To configure a read-only location in the SE using nordugrid.conf, add the block
[gridftpd/dc2_read]
to nordugrid.conf with the following content:
plugin=fileplugin.so
path=/dc2_read
mount="<your physical filedir with dc2 files>"
dir="/ nouser read cd dirlist"
This gives read-access to people through the path:
gsiftp://<clustername>/dc2_read
Using the low-level gridftpd.conf configuration file (usually placed in
/opt/nordugrid/etc) for defining a read-only path in the SE is also easy
and gives a real opportunity to distinguish between people having read- and
people having write-access. There is a small problem though: the gridftpd.conf
configuration file is overwritten with the information
from nordugrid.confif one uses the standard method of starting the
gridftp-server "service gridftpd start". Instead one should start the gridftpd using the command:
/opt/nordugrid/sbin/gridftpd -c /opt/nordugrid/etc/gridftpd.conf
This may need adding /opt/voms/lib to LD_LIBRARY_PATH first.

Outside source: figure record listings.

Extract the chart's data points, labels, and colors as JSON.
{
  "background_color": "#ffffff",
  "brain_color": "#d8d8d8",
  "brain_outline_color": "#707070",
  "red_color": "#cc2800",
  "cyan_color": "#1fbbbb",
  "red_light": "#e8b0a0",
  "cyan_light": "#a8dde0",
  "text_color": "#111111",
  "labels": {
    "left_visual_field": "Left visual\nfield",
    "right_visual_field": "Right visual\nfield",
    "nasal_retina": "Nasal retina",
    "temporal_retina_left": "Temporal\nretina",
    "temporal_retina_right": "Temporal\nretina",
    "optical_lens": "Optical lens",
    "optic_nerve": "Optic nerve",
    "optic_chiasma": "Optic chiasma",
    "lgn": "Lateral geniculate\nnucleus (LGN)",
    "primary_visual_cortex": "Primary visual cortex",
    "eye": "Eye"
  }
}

With this in mind, the following is a standard gridftpd.conf configuration
file:
pidfile /var/run/gridftpd.pid
logfile /var/log/gridftpd.log
port 2811
pluginpath /opt/nordugrid/lib
encryption yes
allowunknown no
group atlas
file /etc/grid-security/atlas-mapfile
end
group atlas_read
file /etc/grid-security/atlasreaders-mapfile
end
groupcfg atlas
plugin /dc2 fileplugin.so
mount /
dir / nouser read cd dirlist delete create *:* 664:664 mkdir *:* 775:775
end
groupcfg atlas_read
plugin /dc2_read fileplugin.so
mount /
dir / nouser read cd dirlist
end
In this case, the people in /etc/grid-security/atlasreaders-mapfile
will have read-access to the files and the people in
/etc/grid-security/atlas-mapfile will have write-access. The file
/etc/grid-security/atlas-mapfile should be filled with (at least) the
DN's of the ATLAS DC production managers while the
file /etc/grid-security/atlasreaders-mapfile should be filled with
the DN's of the ATLAS VO people.
SE maintenance notes
The list of SE's used in the production at the moment can always be
gotten by the query:
globus-rls-cli query lrc lfn __storage_service__ rls://atlasrls.nordugrid.org:39282
If your SE goes down and/or is down for maintenace for a short while, please let the coordinator know beforehand, so that this list can be adjusted. This is also to make sure that enough space is available at all times.
If you plan to pemanently shut down a SE, please notify the coordinator and take the necessary steps to rescue the stored data, by replicating them to another SE and eventually creating backups.
It is generally a good practice to have regular backups of the stored data, whenever possible.